In the human genome, which consists of three billion Cs, Ts, As (adenines), and Gs (guanines), even one incorrect base—a mutation—can lead to genetic diseases. “T-to-C mutations called single nucleotide polymorphisms account for somewhere around 38% of human pathogenic diseases,” Gao said. “Cytosine base editors provide great promise to potentially treat these diseases by reversing the C mutation back to T.”


“However, when there is a ‘bystander’ C located right upstream of the targeted C, the previous technology could not distinguish between the Cs, and both would be changed to Ts,” she added. “We really only want to correct the disease-relevant C to a T and leave the bystander C unmodified.


“That provided the motivation for this project. We want to engineer a new cytosine base editor that can precisely modify the single targeted C while minimizing the unwanted C editing when consecutive ‘CCs’ are positioned in the editing window.”
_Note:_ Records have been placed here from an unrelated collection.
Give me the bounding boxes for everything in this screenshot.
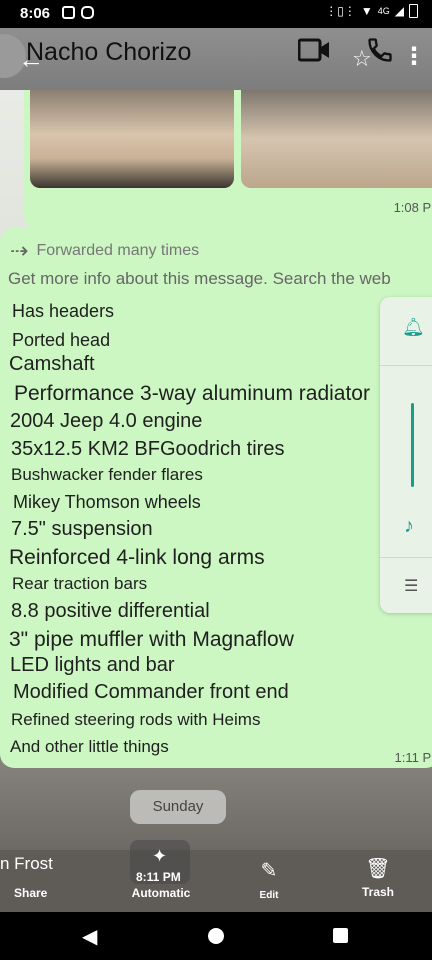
gallery-notification-icon	[62, 6, 75, 19]
recents-nav-icon[interactable]	[333, 928, 348, 943]
message-line: 3" pipe muffler with Magnaflow	[9, 628, 294, 651]
message-photo[interactable]	[30, 90, 234, 188]
message-line: And other little things	[10, 737, 169, 756]
status-time: 8:06	[20, 5, 51, 22]
search-web-link[interactable]: Get more info about this message. Search…	[8, 269, 391, 289]
message-line: Bushwacker fender flares	[11, 465, 203, 484]
back-nav-icon[interactable]: ◀	[82, 924, 97, 949]
message-line: 2004 Jeep 4.0 engine	[10, 410, 203, 432]
overlay-time: 8:11 PM	[136, 870, 181, 884]
message-line: Rear traction bars	[12, 574, 148, 593]
message-line: Has headers	[12, 301, 115, 321]
message-line: Modified Commander front end	[13, 681, 289, 703]
automatic-button[interactable]: Automatic	[128, 886, 194, 900]
home-nav-icon[interactable]	[208, 928, 224, 944]
more-vert-icon[interactable]: ⋮	[402, 42, 426, 71]
message-line: 7.5" suspension	[11, 518, 153, 540]
message-photo[interactable]	[241, 90, 432, 188]
message-line: 35x12.5 KM2 BFGoodrich tires	[11, 438, 285, 460]
signal-icon: ◢	[394, 4, 404, 18]
message-line: Performance 3-way aluminum radiator	[14, 382, 370, 405]
video-call-icon[interactable]	[297, 38, 330, 67]
message-line: Mikey Thomson wheels	[13, 492, 201, 512]
chat-area[interactable]: 1:08 PM ⇢ Forwarded many times Get more …	[0, 90, 432, 850]
battery-icon	[409, 4, 418, 18]
instagram-notification-icon	[81, 6, 94, 19]
media-toolbar: n Frost 8:11 PM ✦ Share Automatic ✎ Edit…	[0, 836, 432, 912]
image-message-bubble[interactable]: 1:08 PM	[24, 90, 432, 230]
tune-icon[interactable]: ☰	[404, 576, 418, 596]
bell-icon[interactable]: 🔔︎	[402, 317, 425, 338]
network-type: 4G	[377, 6, 390, 16]
navigation-bar: ◀	[0, 912, 432, 960]
sparkle-icon: ✦	[152, 846, 168, 866]
chat-header: ← Nacho Chorizo ☆ ⋮	[0, 28, 432, 90]
volume-slider[interactable]	[411, 403, 414, 487]
message-line: Reinforced 4-link long arms	[9, 546, 265, 569]
message-time: 1:08 PM	[393, 200, 432, 215]
message-line: Refined steering rods with Heims	[11, 710, 261, 729]
forwarded-label: ⇢ Forwarded many times	[10, 238, 200, 263]
message-line: Ported head	[12, 330, 111, 350]
music-note-icon: ♪	[404, 515, 414, 537]
vibrate-icon: ⋮▯⋮	[325, 4, 356, 18]
message-line: LED lights and bar	[10, 654, 175, 676]
forwarded-message-bubble[interactable]: ⇢ Forwarded many times Get more info abo…	[0, 228, 432, 768]
message-line: 8.8 positive differential	[11, 600, 210, 622]
star-icon[interactable]: ☆	[352, 46, 372, 72]
frost-text: n Frost	[0, 854, 53, 873]
time-overlay: 8:11 PM ✦	[130, 840, 190, 884]
message-time: 1:11 PM	[394, 750, 432, 765]
edit-button[interactable]: ✎ Edit	[252, 858, 286, 901]
forward-icon: ⇢	[10, 238, 29, 263]
message-line: Camshaft	[9, 353, 95, 375]
wifi-icon: ▼	[360, 4, 373, 18]
status-bar: 8:06 ⋮▯⋮ ▼ 4G ◢	[0, 0, 432, 28]
trash-icon: 🗑︎	[365, 858, 391, 880]
contact-name[interactable]: Nacho Chorizo	[26, 38, 191, 67]
volume-panel[interactable]: 🔔︎ ♪ ☰	[380, 297, 432, 613]
trash-button[interactable]: 🗑︎ Trash	[358, 856, 398, 899]
day-separator: Sunday	[130, 790, 226, 824]
pencil-icon: ✎	[260, 860, 278, 882]
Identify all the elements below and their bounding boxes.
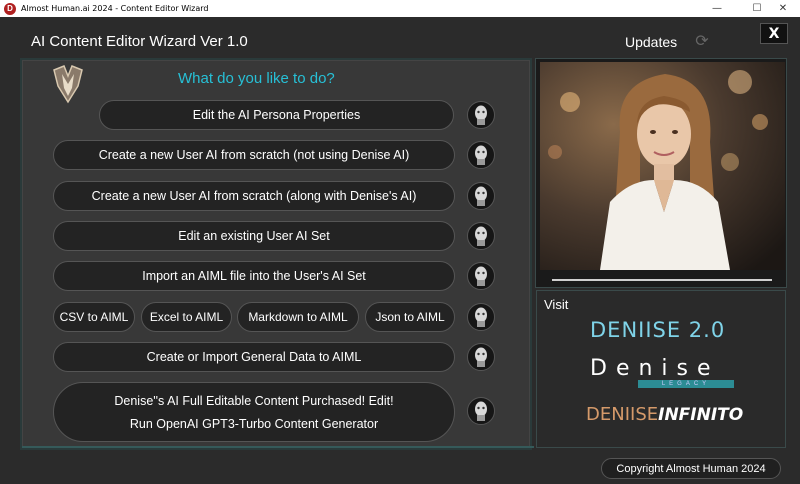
close-button[interactable]: X [760, 23, 788, 44]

The Gao lab seeks to develop base editors through a series of protein-engineering efforts. The new CBEs, called A3G base editors, have dramatically increased precision by only editing the second of consecutive Cs.


To put their tests in “disease-relevant contexts,” the Gao lab used their tools to modify human cells to create cystic fibrosis and several other disease model cell lines. All showed significant success at precisely creating the desired pathogenic C-to-T mutation, particularly the cystic fibrosis cells, which all three of the A3G-BE variants perfectly modified more than 50% of the time compared to 0.6% for BE4max.


The Gao lab also tested its new A3G-BEs’ potential to correct mutations in disease treatment applications, including cystic fibrosis, holocarboxylase synthetase deficiency, and pyropoikilocytosis, a type of anemia.


In experiments on cell models containing pathogenetic mutations, A3G-BEs significantly outperformed BE4max. In the case of holocarboxylase synthetase deficiency, the editor perfectly corrected only the target C nucleotides in more than 50% of the sequences, with a 6496-fold higher correction than BE4max.


“We also identified 540 human pathogenic single nucleotide polymorphisms that could be precisely correctable by our A3G-BEs,” Gao said. “A3G-BE also appears to decrease off-target edits (unwanted edits to other parts of the genome that could introduce mutations) at both the DNA and RNA levels.”